14. The method of claim 1, wherein the aqueous flooding fluid further comprises one or more members selected from the group consisting of 1,3-propanediol; an oligomer of 1,3-propanediol; a homopolymer of 1,3-propanediol; and a heteropolymer of 1,3-propanediol, wherein said heteropolymer is synthesized using at least one C2 through C12 comonomer diol.
15. The method of claim 1, wherein the aqueous flooding fluid further comprises starch, guar gum, sodium alginate, gum arabic or methyl cellulose.
16. The method of claim 1, wherein the flooding fluid is disposed of at sea, in a disposal well, or in a wastewater pond.
17. An aqueous flooding fluid for enhanced oil recovery, wherein at least one portion of said flooding fluid comprises water and 0.007 to 3 weight % a xanthan gum characterized by pyruvic acid content of at least 5.0 weight % (w/w).

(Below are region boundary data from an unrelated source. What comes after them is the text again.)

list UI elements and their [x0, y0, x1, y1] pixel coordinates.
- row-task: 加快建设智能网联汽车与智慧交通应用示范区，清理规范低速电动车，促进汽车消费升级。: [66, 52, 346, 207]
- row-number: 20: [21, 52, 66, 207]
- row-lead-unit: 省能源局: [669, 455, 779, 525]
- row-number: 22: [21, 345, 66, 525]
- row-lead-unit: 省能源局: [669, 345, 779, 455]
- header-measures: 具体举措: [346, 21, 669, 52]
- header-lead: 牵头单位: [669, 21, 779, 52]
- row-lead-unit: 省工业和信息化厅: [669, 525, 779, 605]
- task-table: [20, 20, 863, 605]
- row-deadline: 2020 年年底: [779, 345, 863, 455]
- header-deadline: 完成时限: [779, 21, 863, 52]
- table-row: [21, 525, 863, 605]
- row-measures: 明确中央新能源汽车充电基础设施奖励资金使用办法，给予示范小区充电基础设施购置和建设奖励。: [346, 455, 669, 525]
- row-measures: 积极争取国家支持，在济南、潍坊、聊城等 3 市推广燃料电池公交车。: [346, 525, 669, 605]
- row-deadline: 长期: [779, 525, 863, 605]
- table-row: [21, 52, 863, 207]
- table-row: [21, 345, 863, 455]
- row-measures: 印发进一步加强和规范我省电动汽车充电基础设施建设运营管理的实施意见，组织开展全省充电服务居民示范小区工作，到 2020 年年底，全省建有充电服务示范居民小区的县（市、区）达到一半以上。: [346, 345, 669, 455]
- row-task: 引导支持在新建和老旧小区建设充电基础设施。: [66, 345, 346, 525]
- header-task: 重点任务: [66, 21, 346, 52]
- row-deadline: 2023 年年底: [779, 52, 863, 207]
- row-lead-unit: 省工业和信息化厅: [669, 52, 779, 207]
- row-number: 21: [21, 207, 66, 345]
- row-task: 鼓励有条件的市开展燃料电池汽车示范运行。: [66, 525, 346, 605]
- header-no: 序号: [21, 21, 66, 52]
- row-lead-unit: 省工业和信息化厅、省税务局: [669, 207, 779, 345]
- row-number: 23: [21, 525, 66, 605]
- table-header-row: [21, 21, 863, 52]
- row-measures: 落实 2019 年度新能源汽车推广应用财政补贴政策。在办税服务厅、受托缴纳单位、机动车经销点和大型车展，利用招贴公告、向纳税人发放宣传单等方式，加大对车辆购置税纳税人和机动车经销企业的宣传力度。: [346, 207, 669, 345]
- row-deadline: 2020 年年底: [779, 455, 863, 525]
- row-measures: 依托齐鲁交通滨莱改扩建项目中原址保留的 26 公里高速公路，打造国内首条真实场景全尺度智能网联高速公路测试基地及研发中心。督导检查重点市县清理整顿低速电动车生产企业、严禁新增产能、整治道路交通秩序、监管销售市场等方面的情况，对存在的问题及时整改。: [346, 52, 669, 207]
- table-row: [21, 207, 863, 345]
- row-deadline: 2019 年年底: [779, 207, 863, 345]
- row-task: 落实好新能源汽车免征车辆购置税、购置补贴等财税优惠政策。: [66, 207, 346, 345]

18. The flooding fluid of Claim 17 wherein the viscosity measured at 0.1%
xanthan in synthetic sea water at a shear rate of 1 S-1 at 25 2 °C is at least 40 cp.
19. The flooding fluid of Claim 18 wherein the viscosity measured at 0.1%
xanthan in synthetic sea water at a shear rate of 1 S-1 at 25 2 °C is in the range from 40 to 130 cp.
20. The flooding fluid of Claim 17 wherein the xanthan gum exhibits a temperature dependent viscosity ratio at 60° C and 20° C of more than 0.85.
21. The flooding fluid of Claim 17 wherein the pyruvic acid content of the xanthan gum is at least 5.3% (w/w).
22. The flooding fluid of Claim 17 wherein the pyruvic acid to acetic acid w/w ratio of the xanthan gum is about 0.9 to about 1.3.
23. The flooding fluid of Claim 17 wherein the xanthan gum exhibits a temperature dependent viscosity ratio at 60° C and 20° C of more than 0.85.
24. The flooding fluid of Claim 17 wherein the shear dependent viscosity ratio of the flooding fluid is at least 1.3.
25. A method of making an aqueous flooding fluid for use in waterflooding, comprising:
(a) providing a xanthan gum characterized by pyruvic acid content of at least 5.0 weight % (w/w);
(b) adding the xanthan gum to at least one portion of water used in waterflooding.